Sorry, Jim, but although the animation and direction are great, it looks like an overlong video game with little plot or character development.

DMc said...

Yes, Jim, like most of the examples that get used for these sorts of things, this isn't actually a "wide appeal" TV thing. If you go to the website or Amazon it's all sorts of geek boys loving the fact that the weapons and suppressors and such are all really accurate.

The story is very slight. It still seems like most webseries projects -- to me -- are stuff that are narrow appeal and fetishistic like video games -- for Micro audiences like The Guild, or wannabe TV projects that would be better on TV.

The YouTube star phenomenon -- where you do short vids on the cheap for advertising partnerships and hits, and complete it with vlogs and stuff to give you a "personal" audience...still seems to be to be the only true internet model to have emerged -- and even that isn't making anybody rich. It's more like subsistence farming.

Blazingcatfur said...

I like it cause it has the word "cat" in the title.

Anonymous said...

I tried watching this clip and the first episode of the show (it's available online on most of the anime stream sites). I couldn't get past the cute rabbit characters for the Americans and the generic camels for the Iraqis.
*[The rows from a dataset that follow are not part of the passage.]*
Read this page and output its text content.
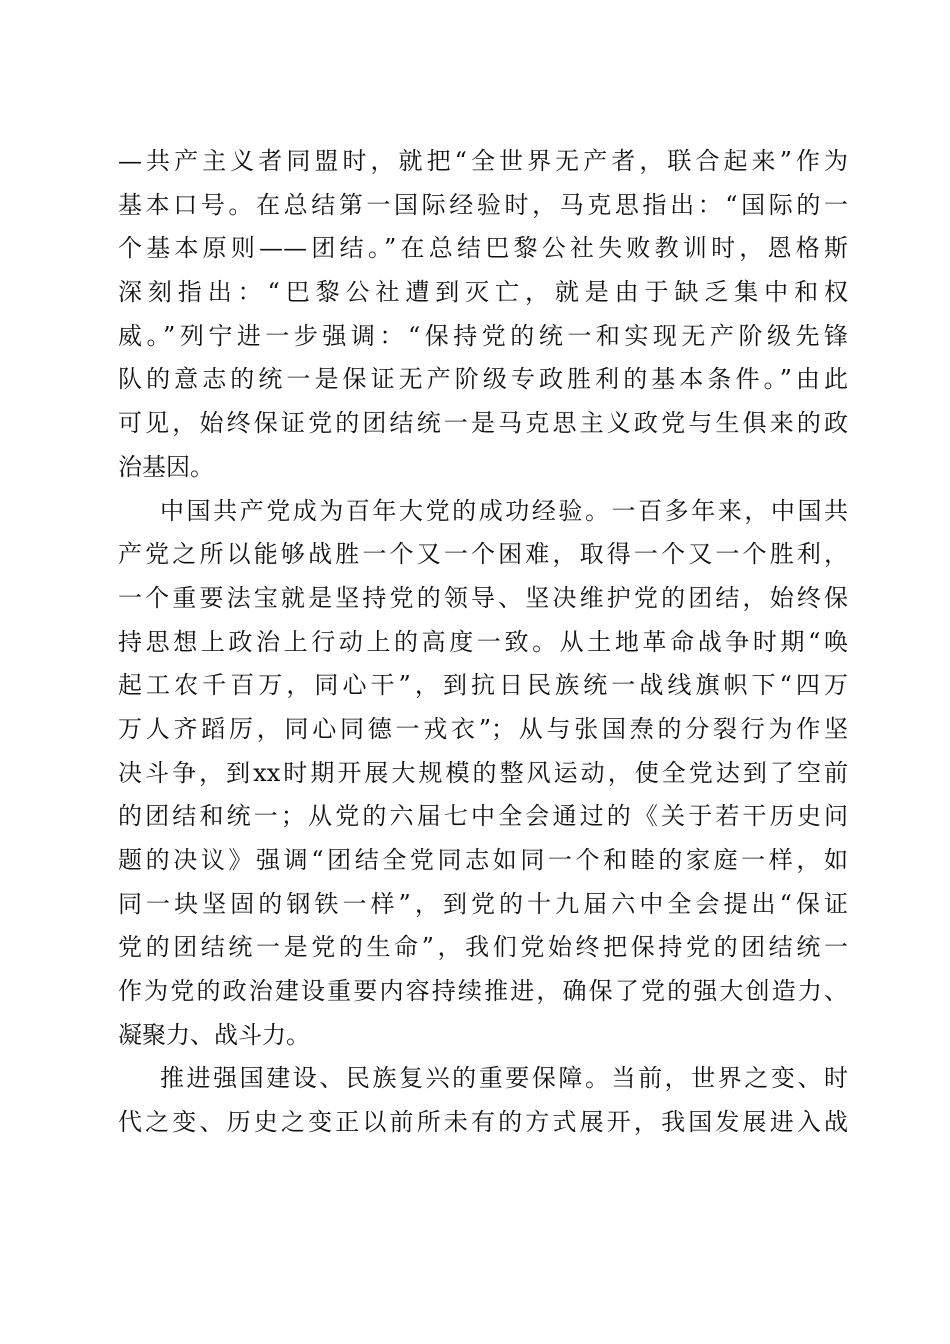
—共产主义者同盟时，就把“全世界无产者，联合起来”作为
基本口号。在总结第一国际经验时，马克思指出：“国际的一
个基本原则——团结。”在总结巴黎公社失败教训时，恩格斯
深刻指出：“巴黎公社遭到灭亡，就是由于缺乏集中和权
威。”列宁进一步强调：“保持党的统一和实现无产阶级先锋
队的意志的统一是保证无产阶级专政胜利的基本条件。”由此
可见，始终保证党的团结统一是马克思主义政党与生俱来的政
治基因。
中国共产党成为百年大党的成功经验。一百多年来，中国共
产党之所以能够战胜一个又一个困难，取得一个又一个胜利，
一个重要法宝就是坚持党的领导、坚决维护党的团结，始终保
持思想上政治上行动上的高度一致。从土地革命战争时期“唤
起工农千百万，同心干”，到抗日民族统一战线旗帜下“四万
万人齐蹈厉，同心同德一戎衣”；从与张国焘的分裂行为作坚
决斗争，到xx时期开展大规模的整风运动，使全党达到了空前
的团结和统一；从党的六届七中全会通过的《关于若干历史问
题的决议》强调“团结全党同志如同一个和睦的家庭一样，如
同一块坚固的钢铁一样”，到党的十九届六中全会提出“保证
党的团结统一是党的生命”，我们党始终把保持党的团结统一
作为党的政治建设重要内容持续推进，确保了党的强大创造力、
凝聚力、战斗力。
推进强国建设、民族复兴的重要保障。当前，世界之变、时
代之变、历史之变正以前所未有的方式展开，我国发展进入战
At first bite it tasted like American (by way of Japan) propaganda. War is hell and it is complicated, and you can describe it with cute characters but it should be done equally and with integrity and honesty. I got no sense that any of this was contained in this show, so I passed.

However, that said, perhaps it gets better and more honest, but it certainly doesn't look that way at the moment. Though I'd be happy to discover later that I was wrong and reconsider this show.

AE.

Blazingcatfur said...

I would like it much less if it had "camel" in the title.